Unveiling the potential of low-strain nanoporous Li0.33La0.55TiO3 nanofibers as a promising anode for Li-ion batteries: exploring the influence of carbon additives and binders

Abstract

Low-strain intercalation-type anodes are crucial for developing efficient, long-lasting, safe, and reliable lithium-ion batteries. Li_0.33La_0.55TiO₃ (LLTO) is one such anode gaining popularity; nevertheless, its preparation often involves long-term, high-temperature procedures. In this work, LLTO nanofibers were synthesized by electrospinning at different calcination temperatures (700 °C, 800 °C, and 900 °C) and compared with LLTO nanoparticles obtained by a sol–gel method. X-ray diffraction and Raman spectroscopic measurements revealed the presence of LLTO and electrochemically active La₂Ti₂O₇ and Li₂TiO₃ phases in the nanofibers. The interconnected LLTO nanoparticles form a porous structure within the fiber, which enhances the Li-ion (de)intercalation kinetics. Among the prepared samples, the LLTO nanofibers prepared at 800 °C exhibit better electrochemical properties than other variants, combining the conventional binder (PVDF) and carbon additives (carbon black).
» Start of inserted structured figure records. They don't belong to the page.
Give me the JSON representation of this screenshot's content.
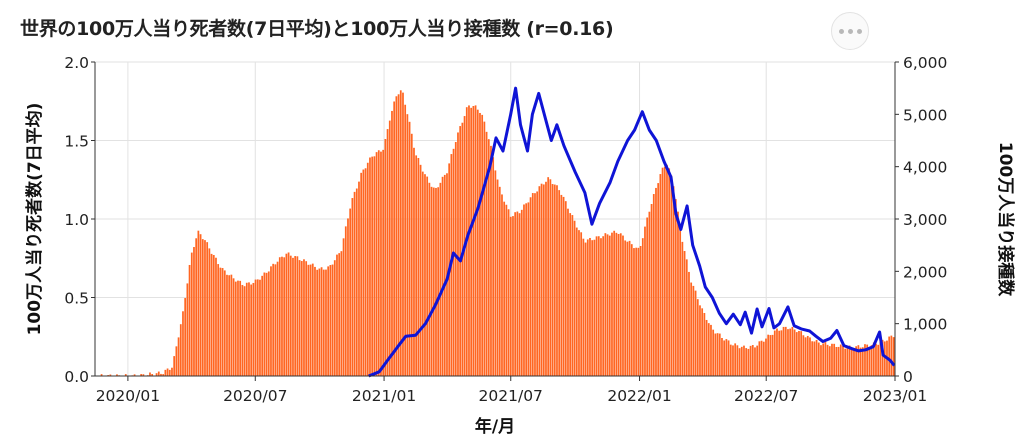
{
  "title": "世界の100万人当り死者数(7日平均)と100万人当り接種数 (r=0.16)",
  "menu_icon": "more-dots-icon",
  "chart_data": {
    "type": "bar+line",
    "title": "世界の100万人当り死者数(7日平均)と100万人当り接種数 (r=0.16)",
    "xlabel": "年/月",
    "ylabel_left": "100万人当り死者数(7日平均)",
    "ylabel_right": "100万人当り接種数",
    "x_ticks": [
      "2020/01",
      "2020/07",
      "2021/01",
      "2021/07",
      "2022/01",
      "2022/07",
      "2023/01"
    ],
    "y_left_ticks": [
      "0.0",
      "0.5",
      "1.0",
      "1.5",
      "2.0"
    ],
    "y_right_ticks": [
      "0",
      "1,000",
      "2,000",
      "3,000",
      "4,000",
      "5,000",
      "6,000"
    ],
    "y_left_range": [
      0,
      2.0
    ],
    "y_right_range": [
      0,
      6000
    ],
    "x_range": [
      "2019-11-15",
      "2023-01-01"
    ],
    "grid": true,
    "colors": {
      "bars": "#ff6622",
      "line": "#0f14d6",
      "grid": "#e2e2e2"
    },
    "series": [
      {
        "type": "bar",
        "axis": "left",
        "points": [
          [
            "2019-11-20",
            0.0
          ],
          [
            "2020-01-15",
            0.0
          ],
          [
            "2020-02-01",
            0.01
          ],
          [
            "2020-02-20",
            0.02
          ],
          [
            "2020-03-05",
            0.06
          ],
          [
            "2020-03-20",
            0.4
          ],
          [
            "2020-03-31",
            0.75
          ],
          [
            "2020-04-10",
            0.92
          ],
          [
            "2020-04-20",
            0.87
          ],
          [
            "2020-05-01",
            0.78
          ],
          [
            "2020-05-15",
            0.68
          ],
          [
            "2020-06-01",
            0.62
          ],
          [
            "2020-06-15",
            0.58
          ],
          [
            "2020-07-01",
            0.6
          ],
          [
            "2020-07-15",
            0.65
          ],
          [
            "2020-08-01",
            0.73
          ],
          [
            "2020-08-15",
            0.78
          ],
          [
            "2020-09-01",
            0.75
          ],
          [
            "2020-09-15",
            0.72
          ],
          [
            "2020-10-01",
            0.68
          ],
          [
            "2020-10-15",
            0.69
          ],
          [
            "2020-11-01",
            0.8
          ],
          [
            "2020-11-15",
            1.1
          ],
          [
            "2020-12-01",
            1.3
          ],
          [
            "2020-12-15",
            1.4
          ],
          [
            "2021-01-01",
            1.45
          ],
          [
            "2021-01-10",
            1.65
          ],
          [
            "2021-01-20",
            1.8
          ],
          [
            "2021-01-27",
            1.82
          ],
          [
            "2021-02-05",
            1.65
          ],
          [
            "2021-02-15",
            1.42
          ],
          [
            "2021-03-01",
            1.28
          ],
          [
            "2021-03-15",
            1.18
          ],
          [
            "2021-04-01",
            1.3
          ],
          [
            "2021-04-15",
            1.52
          ],
          [
            "2021-05-01",
            1.72
          ],
          [
            "2021-05-10",
            1.72
          ],
          [
            "2021-05-20",
            1.68
          ],
          [
            "2021-06-01",
            1.5
          ],
          [
            "2021-06-15",
            1.2
          ],
          [
            "2021-07-01",
            1.02
          ],
          [
            "2021-07-15",
            1.05
          ],
          [
            "2021-08-01",
            1.15
          ],
          [
            "2021-08-15",
            1.22
          ],
          [
            "2021-08-25",
            1.26
          ],
          [
            "2021-09-10",
            1.18
          ],
          [
            "2021-10-01",
            0.98
          ],
          [
            "2021-10-15",
            0.86
          ],
          [
            "2021-11-01",
            0.88
          ],
          [
            "2021-11-15",
            0.9
          ],
          [
            "2021-12-01",
            0.92
          ],
          [
            "2021-12-15",
            0.86
          ],
          [
            "2022-01-01",
            0.8
          ],
          [
            "2022-01-15",
            1.05
          ],
          [
            "2022-02-01",
            1.3
          ],
          [
            "2022-02-10",
            1.36
          ],
          [
            "2022-02-20",
            1.2
          ],
          [
            "2022-03-01",
            0.92
          ],
          [
            "2022-03-15",
            0.62
          ],
          [
            "2022-04-01",
            0.42
          ],
          [
            "2022-04-15",
            0.3
          ],
          [
            "2022-05-01",
            0.24
          ],
          [
            "2022-05-15",
            0.2
          ],
          [
            "2022-06-01",
            0.18
          ],
          [
            "2022-06-15",
            0.19
          ],
          [
            "2022-07-01",
            0.24
          ],
          [
            "2022-07-15",
            0.29
          ],
          [
            "2022-08-01",
            0.31
          ],
          [
            "2022-08-15",
            0.29
          ],
          [
            "2022-09-01",
            0.24
          ],
          [
            "2022-09-15",
            0.21
          ],
          [
            "2022-10-01",
            0.2
          ],
          [
            "2022-10-15",
            0.19
          ],
          [
            "2022-11-01",
            0.18
          ],
          [
            "2022-11-15",
            0.19
          ],
          [
            "2022-12-01",
            0.2
          ],
          [
            "2022-12-15",
            0.22
          ],
          [
            "2022-12-31",
            0.26
          ]
        ]
      },
      {
        "type": "line",
        "axis": "right",
        "points": [
          [
            "2020-12-10",
            0
          ],
          [
            "2020-12-25",
            80
          ],
          [
            "2021-01-05",
            280
          ],
          [
            "2021-01-20",
            550
          ],
          [
            "2021-02-01",
            760
          ],
          [
            "2021-02-15",
            780
          ],
          [
            "2021-03-01",
            1000
          ],
          [
            "2021-03-15",
            1350
          ],
          [
            "2021-04-01",
            1850
          ],
          [
            "2021-04-10",
            2350
          ],
          [
            "2021-04-20",
            2200
          ],
          [
            "2021-05-01",
            2700
          ],
          [
            "2021-05-15",
            3200
          ],
          [
            "2021-06-01",
            4000
          ],
          [
            "2021-06-10",
            4550
          ],
          [
            "2021-06-20",
            4300
          ],
          [
            "2021-07-01",
            5000
          ],
          [
            "2021-07-08",
            5500
          ],
          [
            "2021-07-15",
            4800
          ],
          [
            "2021-07-25",
            4300
          ],
          [
            "2021-08-01",
            5000
          ],
          [
            "2021-08-10",
            5400
          ],
          [
            "2021-08-20",
            4900
          ],
          [
            "2021-08-28",
            4500
          ],
          [
            "2021-09-05",
            4800
          ],
          [
            "2021-09-15",
            4400
          ],
          [
            "2021-10-01",
            3900
          ],
          [
            "2021-10-15",
            3500
          ],
          [
            "2021-10-25",
            2900
          ],
          [
            "2021-11-05",
            3300
          ],
          [
            "2021-11-20",
            3700
          ],
          [
            "2021-12-01",
            4100
          ],
          [
            "2021-12-15",
            4500
          ],
          [
            "2021-12-25",
            4700
          ],
          [
            "2022-01-05",
            5050
          ],
          [
            "2022-01-15",
            4700
          ],
          [
            "2022-01-25",
            4500
          ],
          [
            "2022-02-05",
            4100
          ],
          [
            "2022-02-15",
            3800
          ],
          [
            "2022-02-22",
            3100
          ],
          [
            "2022-03-01",
            2800
          ],
          [
            "2022-03-10",
            3250
          ],
          [
            "2022-03-18",
            2500
          ],
          [
            "2022-03-28",
            2100
          ],
          [
            "2022-04-05",
            1700
          ],
          [
            "2022-04-15",
            1500
          ],
          [
            "2022-04-25",
            1200
          ],
          [
            "2022-05-05",
            1000
          ],
          [
            "2022-05-15",
            1180
          ],
          [
            "2022-05-25",
            980
          ],
          [
            "2022-06-01",
            1220
          ],
          [
            "2022-06-10",
            820
          ],
          [
            "2022-06-18",
            1280
          ],
          [
            "2022-06-25",
            940
          ],
          [
            "2022-07-05",
            1290
          ],
          [
            "2022-07-12",
            920
          ],
          [
            "2022-07-20",
            1000
          ],
          [
            "2022-08-01",
            1320
          ],
          [
            "2022-08-10",
            960
          ],
          [
            "2022-08-20",
            900
          ],
          [
            "2022-09-01",
            860
          ],
          [
            "2022-09-10",
            760
          ],
          [
            "2022-09-20",
            660
          ],
          [
            "2022-10-01",
            720
          ],
          [
            "2022-10-10",
            870
          ],
          [
            "2022-10-20",
            580
          ],
          [
            "2022-11-01",
            520
          ],
          [
            "2022-11-10",
            480
          ],
          [
            "2022-11-20",
            500
          ],
          [
            "2022-12-01",
            560
          ],
          [
            "2022-12-10",
            840
          ],
          [
            "2022-12-15",
            400
          ],
          [
            "2022-12-25",
            300
          ],
          [
            "2022-12-31",
            200
          ]
        ]
      }
    ]
  }
}
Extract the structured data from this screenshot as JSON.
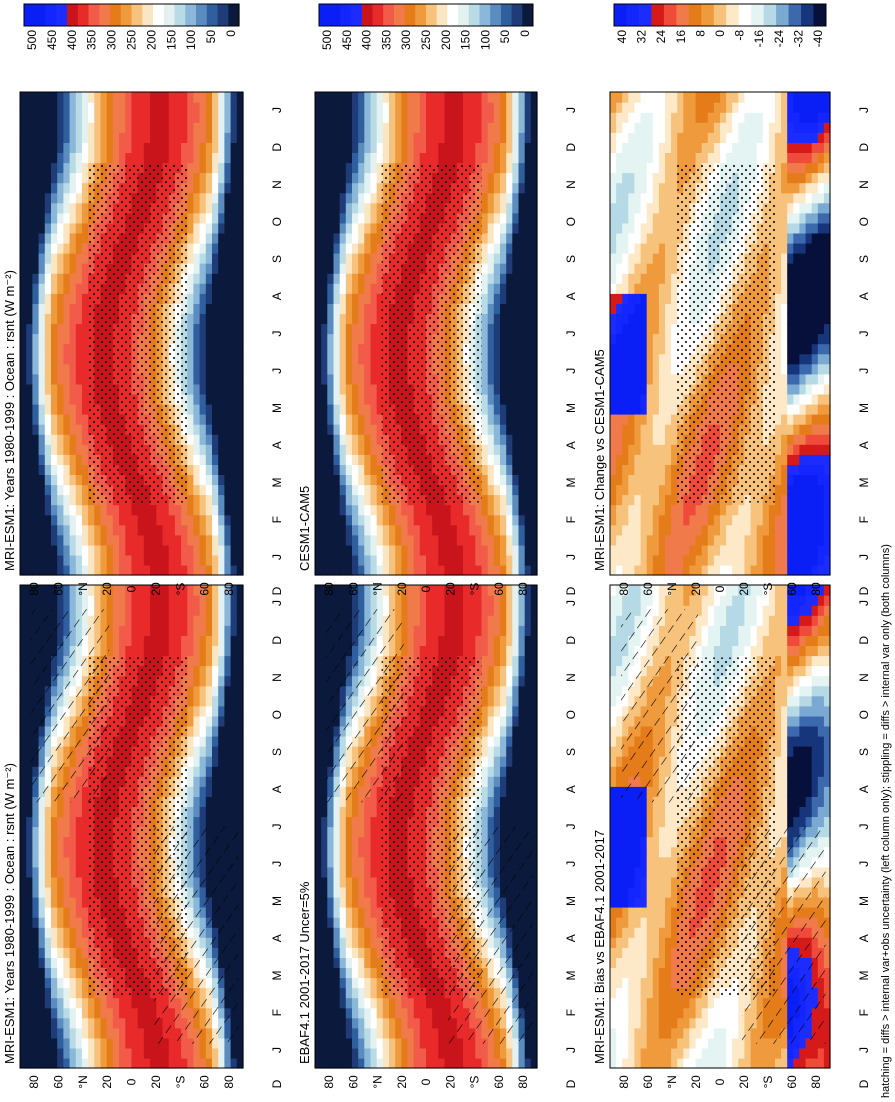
{
  "caption": "hatching = diffs > internal var+obs uncertainty (left column only); stippling = diffs > internal var only (both columns)",
  "palettes": {
    "abs": [
      "#0b1a3c",
      "#1f3c78",
      "#2f5f9e",
      "#5a8cc0",
      "#8bb7d8",
      "#b9dbe6",
      "#e3f2f0",
      "#ffffff",
      "#fbe6c4",
      "#f6c27e",
      "#ef9a3c",
      "#e57c1a",
      "#f07a4a",
      "#f25a4a",
      "#e82a2a",
      "#c9141c",
      "#1c2cff",
      "#1426ff",
      "#0a1ff5",
      "#0a1ff5"
    ],
    "diff": [
      "#06103a",
      "#16357a",
      "#3c68ad",
      "#7aaad2",
      "#b6d9e6",
      "#e4f4f2",
      "#ffffff",
      "#fde9c8",
      "#f7c27c",
      "#ef9a3c",
      "#e57c1a",
      "#f07a4a",
      "#f04a3a",
      "#d61a1a",
      "#1c2cff",
      "#1426ff",
      "#0a1ff5"
    ]
  },
  "chart_data": [
    {
      "type": "heatmap",
      "panel": "top-left",
      "title": "MRI-ESM1: Years 1980-1999 : Ocean : rsnt (W m⁻²)",
      "x_ticks": [
        "J",
        "F",
        "M",
        "A",
        "M",
        "J",
        "J",
        "A",
        "S",
        "O",
        "N",
        "D",
        "J"
      ],
      "y_ticks": [
        "80",
        "60",
        "°N",
        "20",
        "0",
        "20",
        "°S",
        "60",
        "80"
      ],
      "y_end_label": "D",
      "colorbar_labels": [
        "500",
        "450",
        "400",
        "350",
        "300",
        "250",
        "200",
        "150",
        "100",
        "50",
        "0"
      ],
      "hatching": true,
      "stippling": true,
      "field": "absolute",
      "annual_mean_max": 350
    },
    {
      "type": "heatmap",
      "panel": "top-right",
      "title": "MRI-ESM1: Years 1980-1999 : Ocean : rsnt (W m⁻²)",
      "x_ticks": [
        "J",
        "F",
        "M",
        "A",
        "M",
        "J",
        "J",
        "A",
        "S",
        "O",
        "N",
        "D",
        "J"
      ],
      "y_ticks": [
        "80",
        "60",
        "°N",
        "20",
        "0",
        "20",
        "°S",
        "60",
        "80"
      ],
      "y_end_label": "D",
      "colorbar_labels": [
        "500",
        "450",
        "400",
        "350",
        "300",
        "250",
        "200",
        "150",
        "100",
        "50",
        "0"
      ],
      "hatching": false,
      "stippling": true,
      "field": "absolute",
      "annual_mean_max": 350
    },
    {
      "type": "heatmap",
      "panel": "middle-left",
      "title": "EBAF4.1 2001-2017 Uncer=5%",
      "x_ticks": [
        "J",
        "F",
        "M",
        "A",
        "M",
        "J",
        "J",
        "A",
        "S",
        "O",
        "N",
        "D",
        "J"
      ],
      "y_ticks": [
        "80",
        "60",
        "°N",
        "20",
        "0",
        "20",
        "°S",
        "60",
        "80"
      ],
      "y_end_label": "D",
      "colorbar_labels": [
        "500",
        "450",
        "400",
        "350",
        "300",
        "250",
        "200",
        "150",
        "100",
        "50",
        "0"
      ],
      "hatching": true,
      "stippling": true,
      "field": "absolute",
      "annual_mean_max": 350
    },
    {
      "type": "heatmap",
      "panel": "middle-right",
      "title": "CESM1-CAM5",
      "x_ticks": [
        "J",
        "F",
        "M",
        "A",
        "M",
        "J",
        "J",
        "A",
        "S",
        "O",
        "N",
        "D",
        "J"
      ],
      "y_ticks": [
        "80",
        "60",
        "°N",
        "20",
        "0",
        "20",
        "°S",
        "60",
        "80"
      ],
      "y_end_label": "D",
      "colorbar_labels": [
        "500",
        "450",
        "400",
        "350",
        "300",
        "250",
        "200",
        "150",
        "100",
        "50",
        "0"
      ],
      "hatching": false,
      "stippling": true,
      "field": "absolute",
      "annual_mean_max": 350
    },
    {
      "type": "heatmap",
      "panel": "bottom-left",
      "title": "MRI-ESM1: Bias vs EBAF4.1 2001-2017",
      "x_ticks": [
        "J",
        "F",
        "M",
        "A",
        "M",
        "J",
        "J",
        "A",
        "S",
        "O",
        "N",
        "D",
        "J"
      ],
      "y_ticks": [
        "80",
        "60",
        "°N",
        "20",
        "0",
        "20",
        "°S",
        "60",
        "80"
      ],
      "y_end_label": "D",
      "colorbar_labels": [
        "40",
        "32",
        "24",
        "16",
        "8",
        "0",
        "-8",
        "-16",
        "-24",
        "-32",
        "-40"
      ],
      "hatching": true,
      "stippling": true,
      "field": "difference",
      "range": [
        -40,
        40
      ]
    },
    {
      "type": "heatmap",
      "panel": "bottom-right",
      "title": "MRI-ESM1: Change vs CESM1-CAM5",
      "x_ticks": [
        "J",
        "F",
        "M",
        "A",
        "M",
        "J",
        "J",
        "A",
        "S",
        "O",
        "N",
        "D",
        "J"
      ],
      "y_ticks": [
        "80",
        "60",
        "°N",
        "20",
        "0",
        "20",
        "°S",
        "60",
        "80"
      ],
      "y_end_label": "D",
      "colorbar_labels": [
        "40",
        "32",
        "24",
        "16",
        "8",
        "0",
        "-8",
        "-16",
        "-24",
        "-32",
        "-40"
      ],
      "hatching": false,
      "stippling": true,
      "field": "difference",
      "range": [
        -40,
        40
      ]
    }
  ]
}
Furthermore, LLTO NFs calcined at 800 °C with the combination of Ketjenblack and sodium alginate (LLKS) provide a higher discharge capacity of 317 mAh g⁻¹ than the Ketjenblack and PVDF (LLKB) (180 mAh g⁻¹) and conventional carbon black and PVDF (LLCP) (263 mAh g⁻¹) combinations at 0.1 A g⁻¹ due to their low polarization and slightly increased pseudocapacitive contribution. Moreover, the carbon additive of Ketjenblack and the water-soluble sodium alginate binder improved the ionic conductivity, electrochemical activity, and reversibility. The diffusion kinetics of this electrode were examined using the GITT and EIS techniques, revealing a lower reaction resistance (0.85 Ohm g) and higher diffusion coefficient (∼10⁻⁶ cm² s⁻¹). Ex situ XRD indicated that the unit cell volumes of the cycled LLCP, LLKP, and LLKS electrodes are comparable to those of the as-prepared LLTO nanofibers, with less than 1% volume expansion even after 1000 cycles, substantiating the strain-free nature and stability of the LLTO nanofibers.